Category: Wilkie Collins

The Haunted Hotel – post III

The book ends, have no fear the twists won’t be shared, using a very clever device. The Countess writes a play – the Haunted Hotel – and it is through that we learn, or perhaps learn, the truth of what went on in the palace.

All of the necessary characters draw close to the hotel so the ending can be complete but the reader is let in on the full hand of cards when most of the characters are not. In that respect it is a satisfying end.

If you were looking to find fault, and in many ways it is perhaps just nit picking, then you might argue that the story is perhaps a bit stretched. The most interesting parts happen in the past and maybe this would have been a different book had the action focused on those moments rather than to tell them briefly towards the end.

Still in terms of the book delivering what you want, which is a creepy chiller to mirror the dark nights then this delivers.

The Haunted Hotel – post II

With the death of Lord Montbarry the family move on and ironically one of them chooses to invest some money in a hotel which is being built in the old Venetian palace where the Lord died.

The brother who has invested is the first to arrive and is put in the room where his brother died and has a couple of sleepless nights and loses his appetite. The next to try the room is the dead man’s sister who also has a strange experience dreaming terrible dreams of her dead brother. She also leaves in a hurry.

That leaves the third brother to arrive who is driven away by a death stench and finally the widow arrives to have a showdown with the ghiost of her dead husband and the fiance.
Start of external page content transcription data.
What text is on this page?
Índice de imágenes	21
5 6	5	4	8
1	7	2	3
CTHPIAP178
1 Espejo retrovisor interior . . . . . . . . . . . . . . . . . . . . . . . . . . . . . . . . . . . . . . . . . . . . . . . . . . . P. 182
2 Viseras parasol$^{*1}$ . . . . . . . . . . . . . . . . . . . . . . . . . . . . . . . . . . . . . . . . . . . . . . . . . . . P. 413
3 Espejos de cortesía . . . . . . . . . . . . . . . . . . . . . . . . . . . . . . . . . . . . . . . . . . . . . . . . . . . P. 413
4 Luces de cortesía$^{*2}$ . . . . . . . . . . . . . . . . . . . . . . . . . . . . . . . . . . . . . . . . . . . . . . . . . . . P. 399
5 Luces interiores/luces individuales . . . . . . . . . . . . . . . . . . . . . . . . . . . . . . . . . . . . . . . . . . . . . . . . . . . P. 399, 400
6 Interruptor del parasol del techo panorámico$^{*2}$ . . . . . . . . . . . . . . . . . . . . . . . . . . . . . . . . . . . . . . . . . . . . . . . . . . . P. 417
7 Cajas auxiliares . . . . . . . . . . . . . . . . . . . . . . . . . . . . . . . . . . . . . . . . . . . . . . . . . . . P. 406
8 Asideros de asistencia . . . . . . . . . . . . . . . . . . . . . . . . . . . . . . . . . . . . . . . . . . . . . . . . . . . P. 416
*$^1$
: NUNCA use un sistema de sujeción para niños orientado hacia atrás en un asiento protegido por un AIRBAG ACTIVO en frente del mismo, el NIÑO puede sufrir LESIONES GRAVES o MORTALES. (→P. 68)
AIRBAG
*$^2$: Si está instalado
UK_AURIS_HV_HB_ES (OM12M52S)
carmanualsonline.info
Who will see the ghost and how will it end? Collins has you guessing.

More soon…

The Haunted Hotel – post I

The Haunted Hotel – post I

This time of year is often associated with ghost stories. The most well known if of course A Christmas Carol with the ghosts of Marley and the various tenses of Christmas visiting Scrooge. But there are other collections of spooky stories and books that seem to chime in with the dark nights and the cold.

It is perhaps no surprise that as a result the BBC has chosen to dramatise the Turn of the Screw as one of its big Christmas dramas.

But the book chosen from my shelf has been The Haunted Hotel by Wilkie Collins. The book manages to have a refreshing style to it despite being penned in the 1880s and you are dragged into the mystery in a relatively short number of pages.

A countess, who is both described as wicked or in terms of being a victim of gossip marries a Lord who has thrown over his former fiancé for the mysterious and hated woman. But the Countess herself feels threatened by the former fiancé and even after her husband dies on a trip to Venice she still seems to believe that it is her life that is under threat.

Collins leaves the reader struggling to develop any serious sympathy for the Countess and as you suspect her brother Baron Rivar for being involved in murder it becomes harder still to come down on the side of anyone other than the former fiancé.